Earlier, as if on cue, the whistle of a northbound Union Pacific freight train briefly interrupted the first speech of Saturday’s dedication ceremony for the new U.S. Highway 97 bridge, “This is indeed a day when history meets the future,” said Bob Bryant, Oregon Department of Engineer (http://www.odot.state.or.us) region manager, who preceded ODOT Director Grace Crunican to the podium.
Historian speaks as father did in `27
Historian Lewis L. McArthur recalled at Saturday’s event how as a young boy he watched his father, Lewis A. McArthur, give an address at the High Bridge’s dedication ceremony. He can’t remember many of the details of that long-ago day, but he recounted the region’s transportation history, as well as his own “halcyon days” accompanying his father on Pullman car train trips from Portland to Bend.
“Why he dragged me along, I’m not sure,” McArthur said. “I think he wanted someone to lecture to.”
The new span’s designer-engineer, David Goodyear, told the crowd how the progress of technology allowed bridge builders to do their job “without getting our feet wet.” Henry Hewitt, chairman of the Oregon Transportation Commission, praised all involved for completing the 3-year project “virtually on time and on budget.”
Alyssa Macy, Miss Warm Springs 2000 of the Warm Springs Indian Reservation, was among those who said they were “terrified” when they drove across the old bridge and encountered oncoming semi trucks or RVs on the 26-foot-wide span. The old High Bridge isn’t going anywhere, however. Instead, it will take on a new role as a pedestrian and bicycle crossing.
Among a raft of impressive statistics about the 535-foot-long, 79-foot-wide bridge:, the 1-inch-thick steel rebar in the span would, if placed end to end, extend 132 miles. Almost 7,900 cubic yards of concrete went into the bridge, equal to 1,000 concrete mixer loads. The unusual design and construction technique has brought front-page attention in trade publications and a Discovery Channel TV special.

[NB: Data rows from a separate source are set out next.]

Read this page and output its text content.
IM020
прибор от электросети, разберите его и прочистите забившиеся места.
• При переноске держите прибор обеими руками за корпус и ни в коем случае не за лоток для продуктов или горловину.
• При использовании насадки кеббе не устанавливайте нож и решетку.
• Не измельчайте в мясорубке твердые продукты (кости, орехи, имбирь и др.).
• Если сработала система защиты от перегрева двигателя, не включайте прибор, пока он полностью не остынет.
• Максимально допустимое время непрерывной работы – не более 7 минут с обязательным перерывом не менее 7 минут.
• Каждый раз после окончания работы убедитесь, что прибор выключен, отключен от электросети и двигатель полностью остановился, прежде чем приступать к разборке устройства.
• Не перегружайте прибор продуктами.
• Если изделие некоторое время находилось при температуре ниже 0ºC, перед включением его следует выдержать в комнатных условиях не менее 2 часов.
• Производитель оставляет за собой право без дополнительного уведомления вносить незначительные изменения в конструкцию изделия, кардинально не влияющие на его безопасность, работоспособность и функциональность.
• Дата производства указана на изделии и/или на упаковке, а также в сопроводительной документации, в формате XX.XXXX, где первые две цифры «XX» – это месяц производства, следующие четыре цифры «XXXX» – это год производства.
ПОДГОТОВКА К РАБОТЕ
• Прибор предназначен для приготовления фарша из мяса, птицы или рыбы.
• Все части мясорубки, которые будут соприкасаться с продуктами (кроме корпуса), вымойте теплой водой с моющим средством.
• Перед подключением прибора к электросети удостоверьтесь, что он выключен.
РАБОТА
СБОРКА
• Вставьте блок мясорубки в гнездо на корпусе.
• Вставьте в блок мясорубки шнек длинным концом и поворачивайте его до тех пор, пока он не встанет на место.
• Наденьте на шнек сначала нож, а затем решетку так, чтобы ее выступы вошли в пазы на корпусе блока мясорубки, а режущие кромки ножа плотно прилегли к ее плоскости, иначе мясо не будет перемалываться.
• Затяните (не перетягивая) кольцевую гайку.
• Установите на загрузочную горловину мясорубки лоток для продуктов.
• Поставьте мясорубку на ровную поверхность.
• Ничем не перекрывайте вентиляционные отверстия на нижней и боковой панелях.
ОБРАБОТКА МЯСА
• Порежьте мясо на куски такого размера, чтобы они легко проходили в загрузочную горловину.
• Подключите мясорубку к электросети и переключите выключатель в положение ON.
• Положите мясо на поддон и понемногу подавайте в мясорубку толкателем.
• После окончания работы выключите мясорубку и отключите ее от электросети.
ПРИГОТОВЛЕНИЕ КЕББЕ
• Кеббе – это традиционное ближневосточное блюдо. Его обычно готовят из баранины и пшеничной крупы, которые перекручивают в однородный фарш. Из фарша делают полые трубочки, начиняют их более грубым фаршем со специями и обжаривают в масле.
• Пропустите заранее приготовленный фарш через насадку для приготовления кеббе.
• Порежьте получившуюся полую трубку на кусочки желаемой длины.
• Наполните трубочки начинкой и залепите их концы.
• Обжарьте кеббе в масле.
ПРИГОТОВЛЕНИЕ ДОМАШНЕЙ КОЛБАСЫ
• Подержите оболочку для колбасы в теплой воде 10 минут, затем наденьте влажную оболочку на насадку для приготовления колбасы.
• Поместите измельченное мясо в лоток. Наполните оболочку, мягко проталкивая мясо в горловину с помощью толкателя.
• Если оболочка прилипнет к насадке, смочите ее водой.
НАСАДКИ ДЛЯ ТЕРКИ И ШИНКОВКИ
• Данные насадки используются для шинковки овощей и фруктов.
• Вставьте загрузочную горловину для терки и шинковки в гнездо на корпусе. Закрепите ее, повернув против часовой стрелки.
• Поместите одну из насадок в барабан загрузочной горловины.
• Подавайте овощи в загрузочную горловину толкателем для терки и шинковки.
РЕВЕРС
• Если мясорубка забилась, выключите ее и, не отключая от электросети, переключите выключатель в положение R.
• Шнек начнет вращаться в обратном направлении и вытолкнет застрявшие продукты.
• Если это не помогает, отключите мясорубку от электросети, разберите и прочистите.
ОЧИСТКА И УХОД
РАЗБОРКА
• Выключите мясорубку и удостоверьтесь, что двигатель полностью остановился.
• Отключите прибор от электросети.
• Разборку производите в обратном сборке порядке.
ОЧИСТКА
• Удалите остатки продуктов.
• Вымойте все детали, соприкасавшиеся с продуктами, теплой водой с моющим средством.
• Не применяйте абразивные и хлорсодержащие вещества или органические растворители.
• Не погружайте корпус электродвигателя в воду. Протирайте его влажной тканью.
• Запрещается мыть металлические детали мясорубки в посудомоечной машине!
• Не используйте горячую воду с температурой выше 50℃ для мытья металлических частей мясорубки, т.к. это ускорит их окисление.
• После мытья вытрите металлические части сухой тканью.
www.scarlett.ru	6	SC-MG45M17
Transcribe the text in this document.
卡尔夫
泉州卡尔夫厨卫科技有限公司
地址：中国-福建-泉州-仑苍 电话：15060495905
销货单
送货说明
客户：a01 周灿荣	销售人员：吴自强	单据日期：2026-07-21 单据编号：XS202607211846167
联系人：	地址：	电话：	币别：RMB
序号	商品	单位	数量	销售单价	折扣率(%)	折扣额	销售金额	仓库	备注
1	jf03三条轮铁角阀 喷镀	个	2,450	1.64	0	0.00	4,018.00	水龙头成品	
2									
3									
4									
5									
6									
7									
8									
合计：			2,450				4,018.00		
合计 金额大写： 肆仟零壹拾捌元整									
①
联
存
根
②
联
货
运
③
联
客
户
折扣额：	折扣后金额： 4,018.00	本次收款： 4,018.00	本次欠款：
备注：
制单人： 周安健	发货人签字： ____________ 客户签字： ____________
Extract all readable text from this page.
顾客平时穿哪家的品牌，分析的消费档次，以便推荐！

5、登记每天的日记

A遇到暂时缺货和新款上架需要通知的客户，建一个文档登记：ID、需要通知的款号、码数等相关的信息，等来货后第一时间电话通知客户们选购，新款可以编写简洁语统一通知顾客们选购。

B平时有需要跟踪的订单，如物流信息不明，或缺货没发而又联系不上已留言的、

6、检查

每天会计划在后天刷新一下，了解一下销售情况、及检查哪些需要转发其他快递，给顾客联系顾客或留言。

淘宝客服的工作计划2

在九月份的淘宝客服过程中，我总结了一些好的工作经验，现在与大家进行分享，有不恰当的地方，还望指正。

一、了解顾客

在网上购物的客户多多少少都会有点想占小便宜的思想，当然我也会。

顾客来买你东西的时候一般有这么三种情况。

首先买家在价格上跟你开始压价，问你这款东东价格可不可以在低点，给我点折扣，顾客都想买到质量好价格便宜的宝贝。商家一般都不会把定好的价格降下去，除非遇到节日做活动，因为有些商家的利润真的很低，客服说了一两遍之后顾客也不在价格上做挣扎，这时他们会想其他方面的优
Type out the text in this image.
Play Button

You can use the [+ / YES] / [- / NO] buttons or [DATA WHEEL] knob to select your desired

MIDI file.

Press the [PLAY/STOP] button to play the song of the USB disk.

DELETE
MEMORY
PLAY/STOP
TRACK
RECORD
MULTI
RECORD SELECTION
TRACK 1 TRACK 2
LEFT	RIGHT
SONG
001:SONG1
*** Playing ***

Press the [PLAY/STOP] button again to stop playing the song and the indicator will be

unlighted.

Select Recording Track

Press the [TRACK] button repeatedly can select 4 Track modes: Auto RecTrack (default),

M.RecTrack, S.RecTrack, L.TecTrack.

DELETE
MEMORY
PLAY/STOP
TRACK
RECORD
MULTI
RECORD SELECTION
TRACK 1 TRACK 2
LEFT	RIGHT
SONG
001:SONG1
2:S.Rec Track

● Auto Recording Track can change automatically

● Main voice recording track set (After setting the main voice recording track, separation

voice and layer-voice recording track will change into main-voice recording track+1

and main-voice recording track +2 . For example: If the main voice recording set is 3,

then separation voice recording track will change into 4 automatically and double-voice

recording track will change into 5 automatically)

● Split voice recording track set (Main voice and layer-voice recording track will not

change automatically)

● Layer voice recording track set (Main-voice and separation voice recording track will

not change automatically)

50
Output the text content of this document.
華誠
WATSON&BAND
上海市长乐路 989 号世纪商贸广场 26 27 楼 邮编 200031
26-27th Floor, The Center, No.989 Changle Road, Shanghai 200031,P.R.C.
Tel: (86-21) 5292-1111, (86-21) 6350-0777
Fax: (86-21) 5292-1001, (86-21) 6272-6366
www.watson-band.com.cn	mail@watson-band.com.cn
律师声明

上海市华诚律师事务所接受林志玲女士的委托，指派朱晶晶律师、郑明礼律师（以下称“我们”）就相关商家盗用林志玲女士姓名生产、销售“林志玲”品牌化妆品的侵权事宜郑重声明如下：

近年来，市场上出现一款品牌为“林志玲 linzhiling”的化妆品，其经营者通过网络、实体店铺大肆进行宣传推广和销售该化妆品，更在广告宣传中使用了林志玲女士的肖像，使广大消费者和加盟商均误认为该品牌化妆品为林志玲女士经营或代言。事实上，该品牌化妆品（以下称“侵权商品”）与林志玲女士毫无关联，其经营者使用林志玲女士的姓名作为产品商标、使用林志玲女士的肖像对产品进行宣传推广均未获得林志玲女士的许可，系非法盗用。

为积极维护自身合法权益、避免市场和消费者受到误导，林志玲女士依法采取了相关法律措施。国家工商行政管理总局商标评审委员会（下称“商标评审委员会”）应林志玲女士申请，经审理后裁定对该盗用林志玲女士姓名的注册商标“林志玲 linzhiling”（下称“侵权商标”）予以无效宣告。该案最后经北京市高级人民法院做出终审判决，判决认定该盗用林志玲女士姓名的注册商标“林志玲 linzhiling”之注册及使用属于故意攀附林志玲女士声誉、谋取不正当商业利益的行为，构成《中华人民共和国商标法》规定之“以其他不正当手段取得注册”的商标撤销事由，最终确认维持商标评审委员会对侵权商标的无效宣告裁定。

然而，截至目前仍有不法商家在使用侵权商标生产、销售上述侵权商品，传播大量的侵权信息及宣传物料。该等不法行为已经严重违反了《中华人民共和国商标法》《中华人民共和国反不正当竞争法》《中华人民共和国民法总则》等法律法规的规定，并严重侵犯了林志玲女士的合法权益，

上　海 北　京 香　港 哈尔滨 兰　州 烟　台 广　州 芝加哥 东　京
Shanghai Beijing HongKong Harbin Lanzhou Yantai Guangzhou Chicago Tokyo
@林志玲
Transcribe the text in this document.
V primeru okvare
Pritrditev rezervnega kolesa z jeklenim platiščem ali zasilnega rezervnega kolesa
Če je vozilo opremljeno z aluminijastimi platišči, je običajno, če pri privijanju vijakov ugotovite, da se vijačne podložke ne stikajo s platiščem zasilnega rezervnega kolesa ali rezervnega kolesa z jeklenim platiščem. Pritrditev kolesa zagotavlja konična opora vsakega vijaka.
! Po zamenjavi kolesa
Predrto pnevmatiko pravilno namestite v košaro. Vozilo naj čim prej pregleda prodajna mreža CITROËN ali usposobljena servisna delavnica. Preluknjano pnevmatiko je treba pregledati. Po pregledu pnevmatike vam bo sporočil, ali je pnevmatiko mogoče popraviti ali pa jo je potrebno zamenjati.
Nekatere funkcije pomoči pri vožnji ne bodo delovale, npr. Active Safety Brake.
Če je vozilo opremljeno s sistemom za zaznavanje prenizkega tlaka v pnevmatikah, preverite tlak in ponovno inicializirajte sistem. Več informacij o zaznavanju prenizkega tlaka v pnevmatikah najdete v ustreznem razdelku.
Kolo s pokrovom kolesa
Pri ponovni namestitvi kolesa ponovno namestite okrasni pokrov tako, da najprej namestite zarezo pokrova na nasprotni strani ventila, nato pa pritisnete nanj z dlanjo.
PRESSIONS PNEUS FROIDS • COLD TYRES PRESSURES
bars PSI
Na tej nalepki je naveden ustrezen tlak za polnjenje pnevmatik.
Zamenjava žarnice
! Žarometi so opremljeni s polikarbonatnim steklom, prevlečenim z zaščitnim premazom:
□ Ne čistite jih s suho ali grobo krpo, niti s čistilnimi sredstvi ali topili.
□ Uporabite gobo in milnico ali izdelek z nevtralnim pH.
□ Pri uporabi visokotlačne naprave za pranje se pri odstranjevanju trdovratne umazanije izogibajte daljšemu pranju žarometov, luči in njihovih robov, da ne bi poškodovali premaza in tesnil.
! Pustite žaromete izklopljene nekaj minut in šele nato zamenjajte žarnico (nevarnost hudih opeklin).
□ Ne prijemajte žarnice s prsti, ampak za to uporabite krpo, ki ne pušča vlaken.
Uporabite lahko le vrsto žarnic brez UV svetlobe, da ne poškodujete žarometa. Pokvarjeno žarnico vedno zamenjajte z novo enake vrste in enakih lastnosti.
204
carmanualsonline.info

But bridges aren’t just about steel and concrete, or links between places, but connections between the past, present and future. That’s especially the case when a new bridge is built in such a dramatic setting, beside a pair of historic, still functioning spans.
’Me 5 years old, swinging across that bridge’
Metolius resident Fannie Regnier, 95, not only remembers the building of the 1926 highway bridge but the first span across the rocky canyon, the 1910-11 railroad bridge. Her great-grandparents settled in what was known as “Trail Crossing Flat,” beside the road that bordered the canyon and wound down to a place where horses, wagons and later horseless carriages could ford the river. Her first, much faster trip across the High Bridge was a bit unnerving, she said: “It just kind of scared me, riding across that.”
Regnier has lived in the area all her life and has seen a lot of progress and change – some good, some bad, much of it seemingly inevitable. “I wish it never happened, but I know it has to,” she said.
Three brothers – Hal, Lee and Walter Fauerso – sons of the High Bridge’s resident engineer, Chris Fauerso, rode in the vintage car parade with their sister, Elizabeth. A photo in Saturday’s program showed father and sons riding high across the gorge on the original span’s innovative high-line crane.
“I think that’s where I got my agoraphobia – me 5 years old, swinging across that bridge,” said Lee, now 78. The Fauerso brothers said their father was not yet a licensed civil engineer when the project bosses “took him under their wing” during the dangerous work on what was then the highest single-arched span in the country.
Like others on hand for the ceremony, Walter Fauerso, 80, could recall little of the High Bridge dedication ceremony. “It isn’t that we lose our memories,” he said. “You just pack so much in there that it’s hard to sort out.”
“Of all the bridges our dad built, this is the one he pointed to with pride,” Lee Fauerso said. “These men disdained nets when they built this bridge. They figured anyone who needed a net shouldn’t be working on it.” Do that now, brother Walter chimed in, and “OSHA and everybody else would be all over you.”